Cory Doctorow: Dandelions and artists have a lot in common in the age of the Internet. This is, of course, the age of unlimited, zero-marginal-cost copying. If you blow your works into the net like a dandelion clock on the breeze, the net itself will take care of the copying costs. Your fans will paste-bomb your works into their mailing list, making 60,000 copies so fast and so cheaply that figuring out how much it cost in aggregate to make all those copies would be orders of magnitude more expensive than the copies themselves.
What’s more, the winds of the Internet will toss your works to every corner of the globe, seeking out every fertile home that they may have — given enough time and the right work, your stuff could someday find its way over the transom of every reader who would find it good and pleasing. After all, the majority of links between blogs have been made to or from blogs with four or fewer inbound links in total — that means that the Internet has figured out a cost-effective means of helping audiences of three people discover the writers they should be reading…

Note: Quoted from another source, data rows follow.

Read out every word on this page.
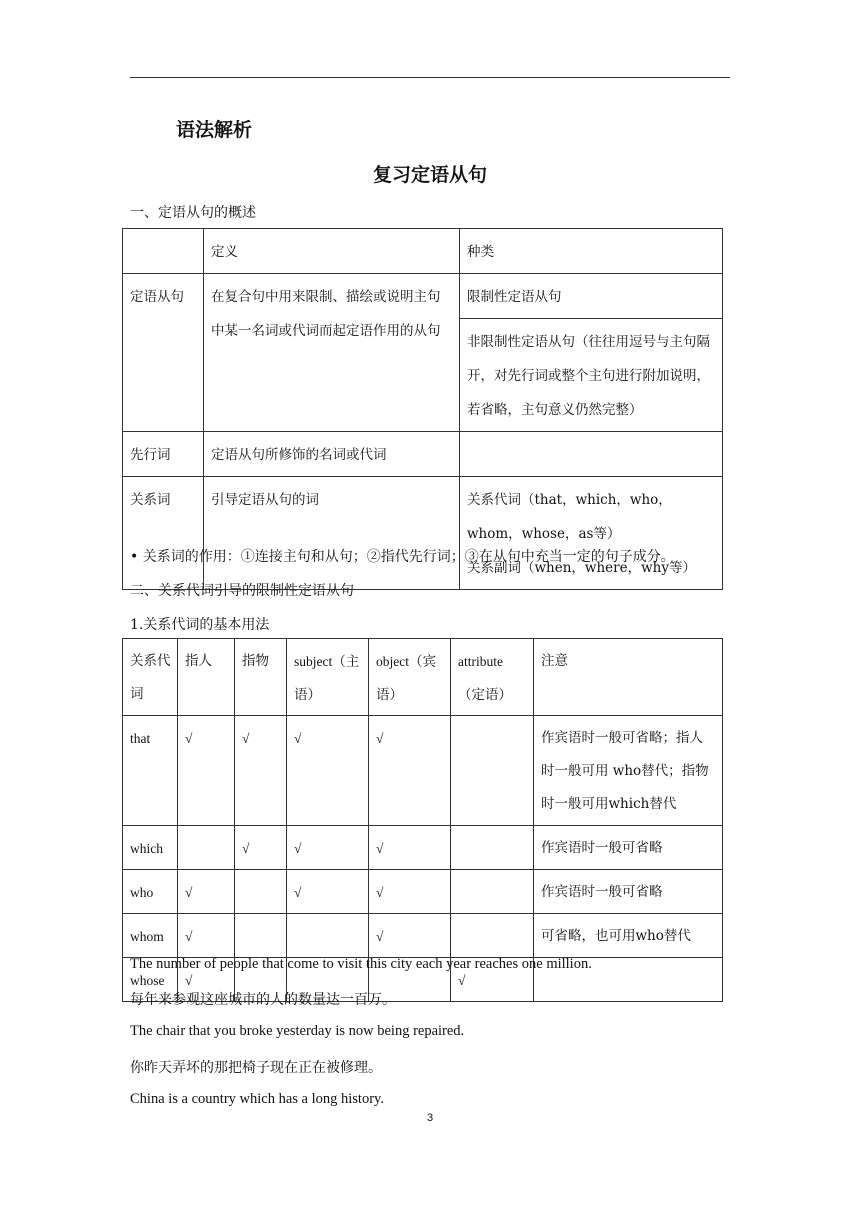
语法解析
复习定语从句
一、定语从句的概述
	定义	种类
定语从句	在复合句中用来限制、描绘或说明主句中某一名词或代词而起定语作用的从句	限制性定语从句
		非限制性定语从句（往往用逗号与主句隔开，对先行词或整个主句进行附加说明，若省略，主句意义仍然完整）
先行词	定语从句所修饰的名词或代词	
关系词	引导定语从句的词	关系代词（that，which，who，whom，whose，as等）
关系副词（when，where，why等）
• 关系词的作用：①连接主句和从句；②指代先行词；③在从句中充当一定的句子成分。
二、关系代词引导的限制性定语从句
1.关系代词的基本用法
关系代词	指人	指物	subject（主语）	object（宾语）	attribute（定语）	注意
that	√	√	√	√		作宾语时一般可省略；指人时一般可用 who替代；指物时一般可用which替代
which		√	√	√		作宾语时一般可省略
who	√		√	√		作宾语时一般可省略
whom	√			√		可省略，也可用who替代
whose	√				√	
The number of people that come to visit this city each year reaches one million.
每年来参观这座城市的人的数量达一百万。
The chair that you broke yesterday is now being repaired.
你昨天弄坏的那把椅子现在正在被修理。
China is a country which has a long history.
3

Your work needs to be easily copied, to anywhere whence it might find its way into the right hands. That means that the nimble text-file, HTML file, and PDF (the preferred triumvirate of formats) should be distributed without formality — no logins, no e-mail address collections, and with a license that allows your fans to reproduce the work on their own in order to share it with more potential fans. Remember, copying is a cost-center — insisting that all copies must be downloaded from your site and only your site is insisting that you — and only you — will bear the cost of making those copies. Sure, having a single, central repository for your works makes it easier to count copies and figure out where they’re going, but remember: dandelions don’t keep track of their seeds. Once you get past the vanity of knowing exactly how many copies have been made, and find the zen of knowing that the copying will take care of itself, you’ll attain dandelionesque contentment…
The net is an unending NOW of moments and distractions and wonderments and puzzlements and rages. Asking someone riding its currents to undertake some kind of complex dance before she can hand you her money is a losing proposition. User-interface designers speak of how every additional click between thought and deed lops a huge number of seeds out of the running for germination.